I would love to show you a photo, but I quickly ran to the car and did a spit-on-my-mitten-and-scrub-her-face bath. 
Oh how we need spring to come.
So badly. 
So so sooooooooo badly. 

Monday, February 3, 2014

A new trick

This past weekend was most productive... for some. 
Kate learned a very useful new skill, courtesy of her older brothers and sister. 
No, it's not blinking, though, my life would be much easier if it was. 

It's gate climbing (sigh), 
 give your mother a stroke 37 times a day

She's very good at the actual climbing, so it's not really that part that makes me nervous. 

And she's nice and careful going up, so it's not that either. 

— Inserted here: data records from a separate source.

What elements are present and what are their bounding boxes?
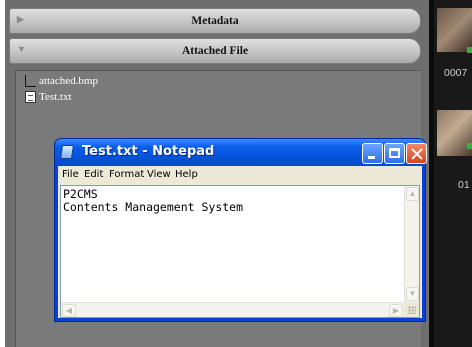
file-name: Test.txt <box>39 90 72 103</box>
scroll-down-icon[interactable]: ▼ <box>406 287 419 301</box>
bitmap-file-icon <box>25 74 36 87</box>
menu-help[interactable]: Help <box>175 169 198 180</box>
notepad-icon[interactable] <box>60 145 74 159</box>
text-editor[interactable]: P2CMS Contents Management System ▲ ▼ ◀ ▶ <box>60 185 420 318</box>
thumbnail-strip <box>429 0 472 347</box>
video-thumbnail[interactable] <box>437 8 472 52</box>
status-badge <box>467 143 472 149</box>
section-label: Metadata <box>191 15 239 27</box>
panel-divider[interactable] <box>429 0 434 347</box>
resize-grip-icon[interactable] <box>404 302 419 317</box>
maximize-button[interactable] <box>384 143 405 164</box>
menu-format[interactable]: Format <box>109 169 144 180</box>
close-button[interactable] <box>406 143 427 164</box>
scroll-left-icon[interactable]: ◀ <box>62 304 76 317</box>
notepad-window: Test.txt - Notepad File Edit Format View… <box>54 138 427 322</box>
status-badge <box>467 47 472 53</box>
scroll-up-icon[interactable]: ▲ <box>406 187 419 201</box>
thumbnail-number: 0007 <box>444 67 468 79</box>
file-name: attached.bmp <box>39 74 98 87</box>
menu-file[interactable]: File <box>62 169 79 180</box>
minimize-button[interactable] <box>362 143 383 164</box>
text-line: P2CMS <box>63 187 98 201</box>
window-body: File Edit Format View Help P2CMS Content… <box>58 166 422 318</box>
window-title: Test.txt - Notepad <box>82 144 215 159</box>
video-thumbnail[interactable] <box>437 110 472 156</box>
section-label: Attached File <box>181 45 249 57</box>
attached-file-section-header[interactable]: ▼ Attached File <box>9 38 421 64</box>
text-line: Contents Management System <box>63 200 244 214</box>
text-file-icon <box>25 90 36 103</box>
metadata-section-header[interactable]: ▶ Metadata <box>9 8 421 34</box>
window-titlebar[interactable]: Test.txt - Notepad <box>55 139 427 166</box>
menu-view[interactable]: View <box>147 169 171 180</box>
menu-bar: File Edit Format View Help <box>58 166 422 184</box>
file-item-test-txt[interactable]: Test.txt <box>25 90 72 103</box>
vertical-scrollbar[interactable]: ▲ ▼ <box>404 186 419 302</box>
thumbnail-number: 01 <box>458 179 470 191</box>
file-item-attached-bmp[interactable]: attached.bmp <box>25 74 98 87</box>
horizontal-scrollbar[interactable]: ◀ ▶ <box>61 302 404 317</box>
scroll-right-icon[interactable]: ▶ <box>389 304 403 317</box>
menu-edit[interactable]: Edit <box>84 169 103 180</box>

She loves playing in the bedrooms, and hasn't been up there much other than to sleep so she's very interested in all the new (to her) things the kids keep up there. But, her baby attention span only allows her to stay up there for 15 seconds at a time so the up and down is constant. And therein lies the issue. 
The coming down process ages me roughly 10 years a day. I figure at this rate I have about a week to live. 
I have said for a while now that she is my best climber (or worst depending on how you look at it). Danny, her go to source for all things naughty, didn't do this until he was 23 months old so she's got him beat. 
She's been pretty good so far, with only 1 fall which left her sweet little head feeling like one of these
So, down will come the gate...for good this time. And hopefully we will all survive to see another week! Or at least until the warm weather arrives and we can go outside to where the real injuries come from!